①食品の購入に当たっては、消費、賞味期限の表示を確認し、生鮮食品は新鮮な物を購入しましょう。
②買い物から帰宅した後は、冷蔵・冷凍庫に保存すべきものはすぐに保存しましょう。
③食肉食材は72℃、5分以上の加熱(肉の上から押した場合、肉汁が透明であれば、良い)をしましょう。
④生野菜は、流水で十分洗浄しましょう。
高温・多湿時は抵抗力の弱い人は生鮮食品の生食は避け、加熱食品を摂取することが、のぞましいでしょう。


C.キッチンの衛生管理

①食器や布巾・スポンジは夕食の片づけ時に十分洗浄後、熱湯をかけ、十分乾燥させましょう。
②冷凍・冷蔵庫の衛生管理としては、食品の庫内への詰込みは70%程度にしましょう。
③冷蔵庫は1か月に1度は整理整頓と共に掃除をしましょう。
④冷蔵庫は庫内の場所によって温度帯が異なります。適した場所に保管しましょう。

  • ・冷蔵室(3~5℃):すぐに使用する食肉、生鮮食品を保存します。
  • ・チルド室(0℃):チーズ・ヨーグルトなどの乳製品、練り製品、納豆等
  • ・パーシャル室(-3℃):食肉・魚・刺身等
  • ・冷凍室(約-18℃)家庭で冷凍したものは、1か月以内に使いきるようにしましょう
  • ・ドアポケット:周囲の温度の影響を受けやすいので、調味料、あまり温度に左右されない食品をいれます。
  • *頻繁なドアの開閉は庫内の温度上昇の原因となるので、開ける前にどこから取り出すのか考え、特に夏季の開閉は最小限になるようにしましょう。
  • *食品を冷凍、冷蔵に保管しておけば微生物は増殖しないという考えは改めましょう。

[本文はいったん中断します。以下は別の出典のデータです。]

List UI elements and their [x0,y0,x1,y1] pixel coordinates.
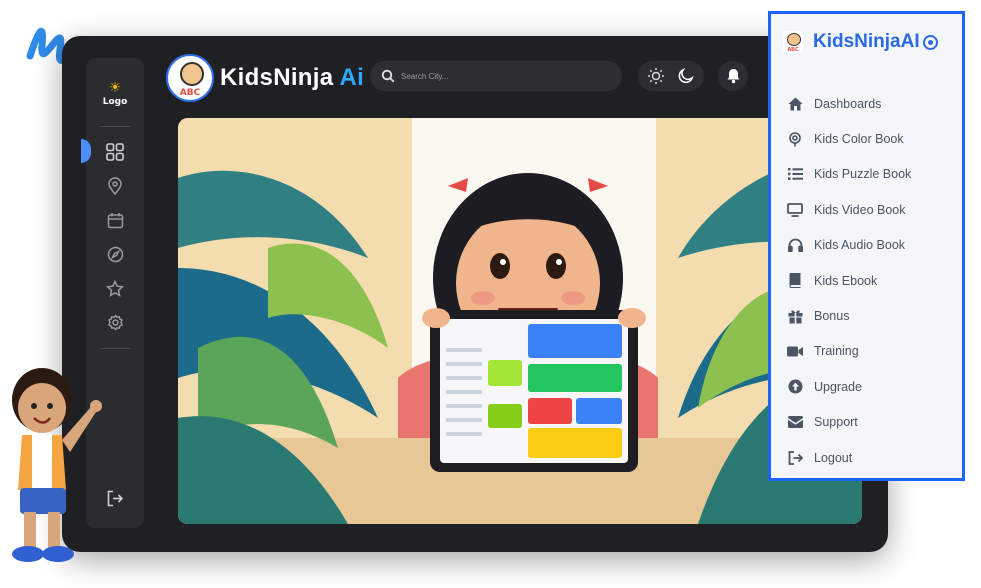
moon-icon[interactable] [676,66,696,86]
home-icon [785,94,805,114]
menu-item-training[interactable]: Training [785,334,960,369]
panel-logo-icon: ABC [783,31,803,53]
sun-icon[interactable] [646,66,666,86]
monitor-icon [785,200,805,220]
logout-icon [785,448,805,468]
rail-logo[interactable]: ☀ Logo [86,80,144,107]
rail-divider [100,126,130,127]
arrow-up-circle-icon [785,377,805,397]
menu-item-label: Training [814,344,859,359]
panel-header: ABC KidsNinjaAI [783,31,938,53]
mascot-face [787,33,801,46]
search-icon [381,69,395,83]
menu-item-label: Kids Puzzle Book [814,167,912,182]
menu-item-kids-puzzle-book[interactable]: Kids Puzzle Book [785,157,960,192]
menu-item-label: Bonus [814,309,850,324]
sidebar-menu: Dashboards Kids Color Book Kids Puzzle B… [785,86,960,475]
brand-name-ai: Ai [339,64,365,91]
brand-name-main: KidsNinja [220,64,334,91]
menu-item-label: Support [814,415,858,430]
sidebar-menu-panel: ABC KidsNinjaAI Dashboards Kids Color Bo… [768,11,965,481]
gift-icon [785,306,805,326]
menu-item-kids-audio-book[interactable]: Kids Audio Book [785,228,960,263]
color-book-icon [785,129,805,149]
menu-item-bonus[interactable]: Bonus [785,298,960,333]
menu-item-upgrade[interactable]: Upgrade [785,369,960,404]
menu-item-support[interactable]: Support [785,405,960,440]
search-bar [370,61,622,91]
theme-toggle [638,61,704,91]
calendar-icon[interactable] [103,208,127,232]
rail-logo-label: Logo [102,97,128,107]
menu-item-dashboards[interactable]: Dashboards [785,86,960,121]
panel-logo-abc: ABC [787,47,799,53]
envelope-icon [785,412,805,432]
boy-mascot-illustration [12,368,102,562]
mascot-badge: ABC [166,54,214,102]
location-pin-icon[interactable] [103,174,127,198]
menu-item-kids-ebook[interactable]: Kids Ebook [785,263,960,298]
menu-item-label: Kids Audio Book [814,238,906,253]
headphones-icon [785,235,805,255]
book-icon [785,271,805,291]
list-icon [785,164,805,184]
video-camera-icon [785,341,805,361]
search-input[interactable] [399,70,603,82]
notification-button[interactable] [718,61,748,91]
menu-item-label: Kids Video Book [814,202,906,217]
menu-item-label: Upgrade [814,379,862,394]
menu-item-label: Kids Ebook [814,273,878,288]
menu-item-label: Logout [814,450,853,465]
girl-with-tablet-illustration [178,118,862,524]
menu-item-kids-video-book[interactable]: Kids Video Book [785,192,960,227]
compass-icon[interactable] [103,242,127,266]
menu-item-label: Dashboards [814,96,882,111]
grid-icon[interactable] [103,140,127,164]
brand-name: KidsNinja Ai [220,64,364,92]
star-icon[interactable] [103,276,127,300]
rail-divider [100,348,130,349]
badge-abc: ABC [179,88,201,98]
logo-sun-icon: ☀ [108,80,122,96]
menu-item-label: Kids Color Book [814,132,904,147]
panel-title: KidsNinjaAI [813,31,920,52]
mascot-face [180,62,204,86]
menu-item-kids-color-book[interactable]: Kids Color Book [785,121,960,156]
settings-icon[interactable] [103,310,127,334]
hero-illustration [178,118,862,524]
menu-item-logout[interactable]: Logout [785,440,960,475]
sidebar-toggle-icon[interactable] [922,34,938,50]
bell-icon [727,69,739,84]
brand-logo[interactable]: ABC KidsNinja Ai [166,52,364,104]
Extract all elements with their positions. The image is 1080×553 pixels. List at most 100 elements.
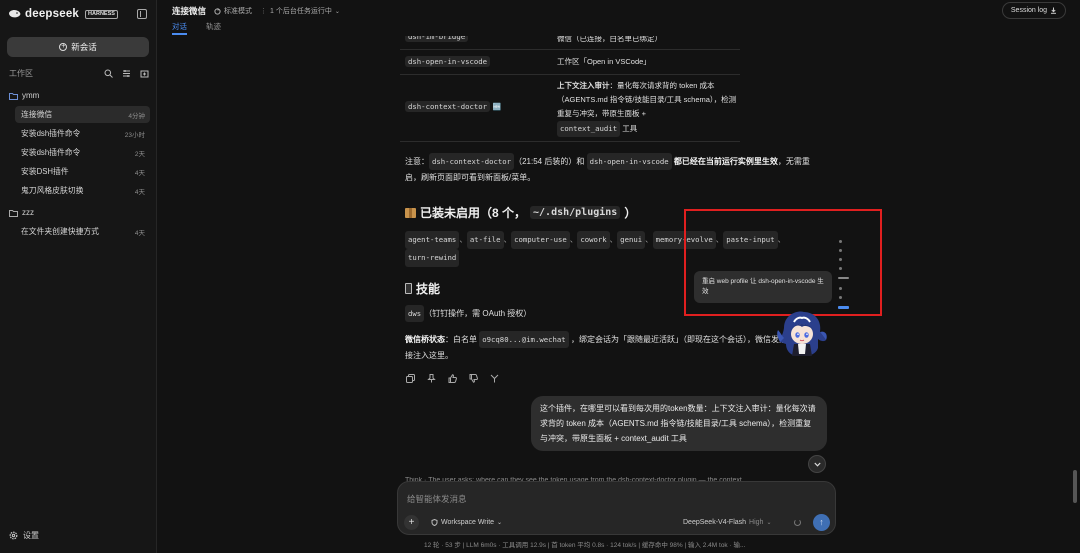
thumbs-up-icon[interactable] <box>448 374 457 383</box>
top-bar: 连接微信 标准模式 ⋮ 1 个后台任务运行中 ⌄ 对话 轨迹 Session l… <box>157 0 1080 36</box>
conversation-title-header: 连接微信 <box>172 6 207 16</box>
plugins-path-code: ~/.dsh/plugins <box>530 206 621 219</box>
plugin-chip: genui <box>617 231 646 249</box>
whale-logo-icon <box>9 9 21 18</box>
restart-toast: 重启 web profile 让 dsh-open-in-vscode 生效 <box>694 271 832 303</box>
new-chat-label: 新会话 <box>71 42 97 52</box>
model-selector[interactable]: DeepSeek-V4-Flash High ⌄ <box>683 519 771 526</box>
message-input[interactable]: 给智能体发消息 <box>407 493 467 505</box>
conversation-time: 4天 <box>134 169 145 177</box>
tab-trajectory[interactable]: 轨迹 <box>206 21 221 32</box>
skills-heading-text: 技能 <box>416 282 441 296</box>
branch-icon[interactable] <box>490 374 499 383</box>
wechat-whitelist-code: o9cq80...@im.wechat <box>479 331 569 348</box>
page-scrollbar[interactable] <box>1073 470 1077 503</box>
plugin-separator: 、 <box>609 235 618 244</box>
sidebar-conversation[interactable]: 安装DSH插件 4天 <box>15 163 150 180</box>
tab-conversation[interactable]: 对话 <box>172 21 187 35</box>
plugin-table: dsh-im-bridge 微信（已连接，白名单已绑定） dsh-open-in… <box>400 36 740 142</box>
plugin-desc: 工作区「Open in VSCode」 <box>557 57 651 66</box>
thumbs-down-icon[interactable] <box>469 374 478 383</box>
chevron-down-icon: ⌄ <box>334 8 340 15</box>
outline-dot[interactable] <box>839 240 842 243</box>
brand-name: deepseek <box>25 8 80 20</box>
session-log-button[interactable]: Session log <box>1002 2 1066 19</box>
brand-badge: HARNESS <box>85 9 118 19</box>
conversation-title: 安装dsh插件命令 <box>21 129 81 138</box>
conversation-title: 安装DSH插件 <box>21 167 69 176</box>
folder-icon <box>9 209 18 217</box>
workspace-permission-selector[interactable]: Workspace Write ⌄ <box>431 519 502 526</box>
context-audit-code: context_audit <box>557 121 621 137</box>
add-attachment-button[interactable]: + <box>404 515 419 530</box>
outline-mark-current[interactable] <box>838 306 849 309</box>
conversation-title: 安装dsh插件命令 <box>21 148 81 157</box>
outline-dot[interactable] <box>839 287 842 290</box>
plugin-separator: 、 <box>503 235 512 244</box>
plugins-heading-text: 已装未启用（8 个， <box>420 206 527 220</box>
skill-code: dws <box>405 305 425 322</box>
sort-icon[interactable] <box>122 69 131 78</box>
brand[interactable]: deepseek HARNESS <box>8 8 118 20</box>
plugin-chip: agent-teams <box>405 231 460 249</box>
sidebar-conversation[interactable]: 安装dsh插件命令 2天 <box>15 144 150 161</box>
plugins-heading: 已装未启用（8 个， ~/.dsh/plugins ） <box>405 204 636 221</box>
outline-dot[interactable] <box>839 296 842 299</box>
note-paragraph: 注意： dsh-context-doctor （21:54 后装的）和 dsh-op… <box>405 153 825 185</box>
folder-ymm[interactable]: ymm <box>9 91 39 100</box>
gear-icon <box>9 531 18 540</box>
note-prefix: 注意： <box>405 157 429 166</box>
new-chat-button[interactable]: + 新会话 <box>7 37 149 57</box>
plugin-desc: 微信（已连接，白名单已绑定） <box>557 36 662 43</box>
session-log-label: Session log <box>1010 7 1048 14</box>
mascot-character-icon <box>777 311 827 356</box>
conversation-time: 4天 <box>134 188 145 196</box>
plugin-code: dsh-open-in-vscode <box>405 56 491 67</box>
header-tabs: 对话 轨迹 <box>172 21 221 35</box>
scroll-down-button[interactable] <box>808 455 826 473</box>
outline-dot[interactable] <box>839 267 842 270</box>
plugin-desc: 上下文注入审计：量化每次请求背的 token 成本（AGENTS.md 指令链/… <box>557 79 737 137</box>
outline-dot[interactable] <box>839 249 842 252</box>
plugin-chip: at-file <box>466 231 504 249</box>
sidebar-toggle-icon[interactable] <box>137 9 147 19</box>
copy-icon[interactable] <box>406 374 415 383</box>
search-icon[interactable] <box>104 69 113 78</box>
folder-name: zzz <box>22 208 34 217</box>
mode-selector[interactable]: 标准模式 <box>214 6 252 16</box>
note-mid: （21:54 后装的）和 <box>514 157 585 166</box>
plugin-separator: 、 <box>459 235 467 244</box>
sidebar-conversation[interactable]: 安装dsh插件命令 23小时 <box>15 125 150 142</box>
plugin-separator: 、 <box>569 235 578 244</box>
usage-status-bar: 12 轮 · 53 步 | LLM 6m0s · 工具调用 12.9s | 首 … <box>424 542 746 549</box>
shield-icon <box>431 519 438 526</box>
wechat-status-pre: ：白名单 <box>445 335 477 344</box>
pin-icon[interactable] <box>427 374 436 383</box>
conversation-title: 在文件夹创建快捷方式 <box>21 227 99 236</box>
message-actions <box>406 374 499 383</box>
workspace-label: 工作区 <box>9 69 33 78</box>
sidebar-conversation[interactable]: 连接微信 4分钟 <box>15 106 150 123</box>
background-tasks[interactable]: ⋮ 1 个后台任务运行中 ⌄ <box>260 6 340 16</box>
package-icon <box>405 207 416 218</box>
sidebar: deepseek HARNESS + 新会话 工作区 ymm 连接微信 4分钟 … <box>0 0 157 553</box>
settings-button[interactable]: 设置 <box>9 530 39 541</box>
new-folder-icon[interactable] <box>140 69 149 78</box>
folder-icon <box>9 92 18 100</box>
sidebar-conversation[interactable]: 在文件夹创建快捷方式 4天 <box>15 223 150 240</box>
workspace-permission-label: Workspace Write <box>441 519 495 526</box>
outline-mark[interactable] <box>838 277 849 279</box>
sidebar-conversation[interactable]: 鬼刀风格皮肤切换 4天 <box>15 182 150 199</box>
conversation-time: 2天 <box>134 150 145 158</box>
conversation-area: dsh-im-bridge 微信（已连接，白名单已绑定） dsh-open-in… <box>157 36 1063 553</box>
plugin-chip: computer-use <box>511 231 570 249</box>
folder-zzz[interactable]: zzz <box>9 208 34 217</box>
plugin-chip: turn-rewind <box>405 249 460 267</box>
send-button[interactable]: ↑ <box>813 514 830 531</box>
loading-spinner-icon <box>794 519 801 526</box>
more-vertical-icon: ⋮ <box>260 8 267 15</box>
desc-bold: 上下文注入审计 <box>557 81 610 90</box>
outline-dot[interactable] <box>839 258 842 261</box>
note-code: dsh-open-in-vscode <box>586 153 672 170</box>
skill-text: （钉钉操作，需 OAuth 授权） <box>424 309 532 318</box>
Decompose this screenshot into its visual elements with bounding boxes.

微生物は一休みしているか、低温性の細菌などは逆に増殖するので、冷凍、冷蔵庫の過信は禁物です。

②夏風邪予防

 夏場でも、普段から手を洗い、うがいするようにしましょう。免疫力を落とさないように、日々睡眠や栄養をしっかりとり、適度な運動で規則正しい生活を心がけて病気にかかりにくい体力づくりをしましょう。


③胃腸をいたわる

 急性胃腸炎になったら、しばらくは、冷たいものは避けて、消化の良い温かいものをゆっくり噛んで食べます。味の濃い物、辛い物など刺激物は症状が改善しても避けた方がよいです。完全に回復するまでは、胃腸にやさしい無難な食生活をしましょう。